“Gee, there’s nothing to it!” he murmured, drawing back and gazing up at the narrow opening through which the faint sounds evidently came. “I must get up there and have one look, at least. I then could hear, too, all that may be said. I’ll take a chance with these bars, by thunder, let come what may.”

Grasping two of them, Patsy found that they were firmly fixed in the stonework. Drawing himself up until he could place his feet on the stone sill, which was about four feet from the ground, he then stood erect and found that his eyes came directly opposite the opening at the top of the window.

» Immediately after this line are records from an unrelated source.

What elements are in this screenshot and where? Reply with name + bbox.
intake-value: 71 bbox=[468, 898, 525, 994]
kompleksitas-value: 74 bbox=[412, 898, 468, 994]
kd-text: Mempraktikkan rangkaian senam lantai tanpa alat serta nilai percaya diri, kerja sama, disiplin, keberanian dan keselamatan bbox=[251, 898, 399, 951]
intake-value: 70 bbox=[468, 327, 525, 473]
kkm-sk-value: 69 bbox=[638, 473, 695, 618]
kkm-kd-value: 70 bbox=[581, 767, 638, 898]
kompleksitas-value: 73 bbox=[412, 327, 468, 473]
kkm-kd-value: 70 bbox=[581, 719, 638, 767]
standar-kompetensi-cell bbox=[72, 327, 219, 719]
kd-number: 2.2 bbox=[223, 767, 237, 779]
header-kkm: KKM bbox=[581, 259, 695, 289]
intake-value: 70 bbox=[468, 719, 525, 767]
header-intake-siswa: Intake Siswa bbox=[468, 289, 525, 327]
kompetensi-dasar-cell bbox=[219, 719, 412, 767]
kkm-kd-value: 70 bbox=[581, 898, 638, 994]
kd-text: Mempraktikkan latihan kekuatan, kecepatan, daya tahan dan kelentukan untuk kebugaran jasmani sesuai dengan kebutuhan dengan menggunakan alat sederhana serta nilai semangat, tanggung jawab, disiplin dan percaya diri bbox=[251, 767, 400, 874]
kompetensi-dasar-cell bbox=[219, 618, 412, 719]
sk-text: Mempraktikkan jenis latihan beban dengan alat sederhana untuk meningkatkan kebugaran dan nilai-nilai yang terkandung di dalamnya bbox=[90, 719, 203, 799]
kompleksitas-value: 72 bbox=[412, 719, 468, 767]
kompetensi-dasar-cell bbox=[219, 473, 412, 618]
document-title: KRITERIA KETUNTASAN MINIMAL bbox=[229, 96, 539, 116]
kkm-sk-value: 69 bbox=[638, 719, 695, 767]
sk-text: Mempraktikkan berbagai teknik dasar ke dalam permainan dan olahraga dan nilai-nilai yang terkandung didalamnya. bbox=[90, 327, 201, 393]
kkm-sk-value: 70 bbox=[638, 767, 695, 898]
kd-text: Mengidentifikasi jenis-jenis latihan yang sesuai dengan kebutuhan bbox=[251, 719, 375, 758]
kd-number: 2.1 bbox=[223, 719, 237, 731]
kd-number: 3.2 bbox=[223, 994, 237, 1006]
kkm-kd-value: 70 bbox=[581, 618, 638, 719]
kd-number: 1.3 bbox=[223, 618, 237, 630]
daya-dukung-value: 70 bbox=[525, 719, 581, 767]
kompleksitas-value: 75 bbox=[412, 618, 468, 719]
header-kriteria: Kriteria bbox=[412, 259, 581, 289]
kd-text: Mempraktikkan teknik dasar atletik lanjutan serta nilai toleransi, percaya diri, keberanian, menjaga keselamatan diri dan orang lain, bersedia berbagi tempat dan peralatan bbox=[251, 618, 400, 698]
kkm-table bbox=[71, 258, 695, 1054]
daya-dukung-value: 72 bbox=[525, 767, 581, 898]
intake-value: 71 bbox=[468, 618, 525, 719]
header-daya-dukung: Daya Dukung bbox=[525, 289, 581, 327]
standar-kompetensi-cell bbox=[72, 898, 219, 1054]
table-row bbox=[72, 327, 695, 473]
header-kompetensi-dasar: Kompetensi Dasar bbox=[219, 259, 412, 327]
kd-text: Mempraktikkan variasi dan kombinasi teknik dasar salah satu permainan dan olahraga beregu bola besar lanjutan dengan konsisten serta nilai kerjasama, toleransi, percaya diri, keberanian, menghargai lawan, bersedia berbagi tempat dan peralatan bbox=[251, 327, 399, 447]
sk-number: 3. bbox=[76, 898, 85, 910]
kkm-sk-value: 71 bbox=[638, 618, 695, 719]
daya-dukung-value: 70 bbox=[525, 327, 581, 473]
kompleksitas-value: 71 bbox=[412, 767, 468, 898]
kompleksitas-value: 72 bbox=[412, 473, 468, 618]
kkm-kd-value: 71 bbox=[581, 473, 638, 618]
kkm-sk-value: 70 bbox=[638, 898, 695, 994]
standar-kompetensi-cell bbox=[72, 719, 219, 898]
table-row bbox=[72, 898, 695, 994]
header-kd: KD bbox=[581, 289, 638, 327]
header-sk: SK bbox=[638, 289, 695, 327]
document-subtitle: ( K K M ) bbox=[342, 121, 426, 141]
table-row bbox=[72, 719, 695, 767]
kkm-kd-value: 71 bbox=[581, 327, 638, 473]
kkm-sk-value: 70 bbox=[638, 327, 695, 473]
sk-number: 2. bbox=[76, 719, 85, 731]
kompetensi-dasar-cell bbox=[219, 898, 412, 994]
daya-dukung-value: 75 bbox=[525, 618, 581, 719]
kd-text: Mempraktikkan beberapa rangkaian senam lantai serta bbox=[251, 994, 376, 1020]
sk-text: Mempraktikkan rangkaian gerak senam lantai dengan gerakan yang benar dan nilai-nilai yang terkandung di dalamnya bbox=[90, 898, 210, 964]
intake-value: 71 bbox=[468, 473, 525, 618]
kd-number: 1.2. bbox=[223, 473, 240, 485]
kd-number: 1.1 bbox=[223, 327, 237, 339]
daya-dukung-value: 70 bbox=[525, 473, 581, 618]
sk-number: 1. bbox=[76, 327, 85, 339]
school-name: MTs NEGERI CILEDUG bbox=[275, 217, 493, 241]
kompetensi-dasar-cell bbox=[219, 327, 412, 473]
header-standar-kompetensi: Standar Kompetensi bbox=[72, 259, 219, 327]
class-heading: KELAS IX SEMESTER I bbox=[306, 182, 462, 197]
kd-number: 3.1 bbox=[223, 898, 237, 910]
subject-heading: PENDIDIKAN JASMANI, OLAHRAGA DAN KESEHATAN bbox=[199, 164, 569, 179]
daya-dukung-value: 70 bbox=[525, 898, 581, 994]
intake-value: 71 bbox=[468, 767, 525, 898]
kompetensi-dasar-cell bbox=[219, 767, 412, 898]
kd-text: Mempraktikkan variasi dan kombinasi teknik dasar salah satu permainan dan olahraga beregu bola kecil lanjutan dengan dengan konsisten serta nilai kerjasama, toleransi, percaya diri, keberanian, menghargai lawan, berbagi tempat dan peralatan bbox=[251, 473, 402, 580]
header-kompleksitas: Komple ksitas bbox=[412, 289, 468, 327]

Pressing nearer, still clutching the bars in order to maintain his position, with his sturdy figure outlined like a black silhouette against the lighted curtain, Patsy gazed cautiously into the room, with ears alert to catch every word that was uttered.

The room, like the exterior of the house, presented an appearance of remarkable solidarity. Huge timbers supported the dark oak ceiling, smoke-begrimed and defaced with age.

Two of the wainscoted walls were flanked with deep shelves, filled with bottles, vials, jugs, carboys, and no end of paraphernalia required in a chemist’s laboratory.

A zinc-covered table occupied one side of the room. It was littered with like articles. A Bunsen burner was in operation under a retort held in a tripod, and in which[Pg 23] a dark fluid was bubbling furiously, while drops of distillation fell slowly from the end of a metal coil into a vial placed to receive them.

All this was visible in the white light from several electric lamps, as were the faces and figures of the three occupants of the spacious room, which obviously was a chemist’s laboratory.

One was a gaunt, angular man of nearly sixty, with a wrinkled, hard-featured face, thin lips, and a square jaw, a hooked nose and sunken eyes, that gleamed and glittered venomously in their cavernous sockets.

It was, plainly enough, the face of a man whose life had been a continuous round, not of enjoyments, but of disappointments, until his nature had soured and his soul rebelled, and early ambition died from his calloused heart.

Another was a woman of about the same age and of much the same aspect, as if she had been the partner of his vain hopes and consequent woes, as indeed she had. Both were cheaply and carelessly clad, bordering close upon slovenly. They were seated on common wooden chairs near the zinc-covered table.